Evidence of Direct Instruction
In the UK, three major (non-experimental) studies of
teacher effectiveness have been conducted in the last few decades. The first of
these, Galton's ORACLE project, found that teachers labelled as "class
enquirers" generated the greatest gains in mathematics and language, but
that this finding did not extend to reading. By, contrast, the group of
"individual monitoring" teachers made amongst the least progress. It
is important to note that more successful "class enquirers" group
spent four times as much time using whole-class interactive teaching than the
"individual monitors" (Croll, 1996; Galton and Croll, 1980).
In (Rosenshine, 2008) the evidence presented is:
Beginning around 1968, researchers used direct instruction as a summary term for the instructional procedures used to teach higher level cognitive tasks. For example, in summarizing the results of the 27 projects involving 20,000 students in the First-Grade Reading Studies (Dykstra, 1968), one of the coordinators of the project wrote that “direct instruction in comprehension is essential.”
Beginning around 1968, researchers used direct instruction as a summary term for the instructional procedures used to teach higher level cognitive tasks. For example, in summarizing the results of the 27 projects involving 20,000 students in the First-Grade Reading Studies (Dykstra, 1968), one of the coordinators of the project wrote that “direct instruction in comprehension is essential.”
Example of direct instruction:
A teacher that applies the direct instruction is a teacher
that explains the theme to the whole class, ask the students for silence and
uses his speech to teach the theme and keep the attention of the students but
even in order to keep the attention he/she could use jokes, opinions and
anecdotes helping to the students to maintain the concentration. The teacher
usually uses the blackboard or a power point presentation, if any student needs
to ask something about the subject the teacher will answer.
Interactive Teaching: It is a variety of the direct instruction where the
student is an active participant of the class, because the teacher encourage
the learners to participate using questions to stimulate discussion.

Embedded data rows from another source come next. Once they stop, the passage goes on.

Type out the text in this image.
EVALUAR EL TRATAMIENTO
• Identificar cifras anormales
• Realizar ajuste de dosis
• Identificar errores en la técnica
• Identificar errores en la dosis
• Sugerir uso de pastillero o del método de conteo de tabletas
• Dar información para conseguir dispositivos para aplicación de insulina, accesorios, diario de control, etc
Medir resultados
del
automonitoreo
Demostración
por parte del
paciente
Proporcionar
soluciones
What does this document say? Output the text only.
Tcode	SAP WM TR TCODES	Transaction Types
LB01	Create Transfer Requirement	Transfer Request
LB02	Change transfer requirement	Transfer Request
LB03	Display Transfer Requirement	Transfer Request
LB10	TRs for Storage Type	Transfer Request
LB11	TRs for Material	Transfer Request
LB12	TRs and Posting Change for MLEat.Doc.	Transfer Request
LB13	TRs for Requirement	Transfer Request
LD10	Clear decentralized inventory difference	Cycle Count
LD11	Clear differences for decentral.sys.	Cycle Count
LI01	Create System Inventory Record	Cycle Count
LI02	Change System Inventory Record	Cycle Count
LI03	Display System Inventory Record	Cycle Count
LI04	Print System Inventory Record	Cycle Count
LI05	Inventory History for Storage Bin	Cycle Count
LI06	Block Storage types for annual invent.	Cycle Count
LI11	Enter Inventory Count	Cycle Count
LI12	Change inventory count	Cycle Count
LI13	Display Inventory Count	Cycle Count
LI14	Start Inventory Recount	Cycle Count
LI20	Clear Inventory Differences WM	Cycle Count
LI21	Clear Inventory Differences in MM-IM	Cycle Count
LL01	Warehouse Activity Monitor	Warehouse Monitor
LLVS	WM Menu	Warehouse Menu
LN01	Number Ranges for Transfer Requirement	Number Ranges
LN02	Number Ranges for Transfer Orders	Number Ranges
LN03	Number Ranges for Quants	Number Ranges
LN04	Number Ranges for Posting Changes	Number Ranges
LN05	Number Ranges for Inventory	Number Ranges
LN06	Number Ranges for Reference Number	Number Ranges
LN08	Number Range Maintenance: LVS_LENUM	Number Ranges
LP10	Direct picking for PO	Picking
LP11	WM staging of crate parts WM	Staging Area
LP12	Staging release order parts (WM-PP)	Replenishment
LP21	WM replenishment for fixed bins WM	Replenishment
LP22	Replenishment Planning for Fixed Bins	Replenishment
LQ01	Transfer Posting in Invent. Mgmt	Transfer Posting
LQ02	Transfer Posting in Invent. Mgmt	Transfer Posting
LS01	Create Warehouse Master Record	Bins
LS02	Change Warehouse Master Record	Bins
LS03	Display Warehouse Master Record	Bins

Evidence of Interactive Teaching
Muijs & Reynolds (2011) gathered
the next evidence:
In the UK Mortimore et al. (1988) found
positive effects for the use of frequent questioning, communicating with the
class and the use of ‘higher order’ questions and statements. Another study in
England and Wales also demonstrated the importance of interaction to effective
teaching, again factors such as using a high frequency of questions, use of
open-ended questions, asking pupils to explain their answers and using academic
questions being significantly related to pupil achievement. In this study,
interactive teaching overall was one of the factors most strongly related to
pupil outcomes (Muijs and Reynolds, 1999). More recently, effective teachers
were seen to ask more questions than less effective teachers in English primary
classrooms (Smith et al. 2003). Similarly Veenman (1992) found this to be a
crucial element of direct instruction in his research in the Netherlands.
Constructivism: "It is assumed that learners have to construct
their own knowledge-- individually and collectively. Each learner has a tool kit of concepts and
skills with which he or she must construct knowledge to solve problems
presented by the environment. The role
of the community-- other learners and teacher-- is to provide the setting, pose
the challenges, and offer the support that will encourage mathematical
construction." (Davis, Maher,
Noddings, 1990 in Jones & Brader-Araje, 2002)
Evidence of Constructivist Teaching
That explicitly compared third-grade (6-7 year old)
pupils taught using constructivist experiential methods in a traditional
expository way found that the experimental group did significantly better on
the post-test than the control group (McDevitt, 1994 in Reynolds, Muijs 2011).
A similar result was found in a study in Korean classrooms (Kim, 2005), though
in both cases it is not entirely clear to what extent the traditional model
related to effective direct instruction approaches. (Muijs & Reynolds, 2011)
Collaborative
small group and peer tutoring: According
to Smith & MacGregor (1992) the
collaborative learning is an umbrella for a variety of educational approaches
involving joint intellectual effort by students, or students and teachers
together.
Evidence of Collaborative small group and peer tutoring
An example of the use of collaborative small group
works is the Jigsaw technique, develop by Aronson and associates in the 1970's,
around which whole lessons can easily be structured (Aronson and Patnoe, 1997).
Jigsaw works by dividing the class into groups of five of six pupils. Pupils
are then each given a specific task, or a specific issue to research. Pupils go
off to research. Pupils go off to research their topic, and then meet up with
those pupils from other groups who have been doing the same task (for example,
if the task was to look at what different intelligences mean according to
Gardner, all pupils from each group with researching visual-spatial
intelligence will meet up and discuss their findings). This will ensure that
the quality of information found by any group member is increased. They will
also rehearse their presentation with these other "experts".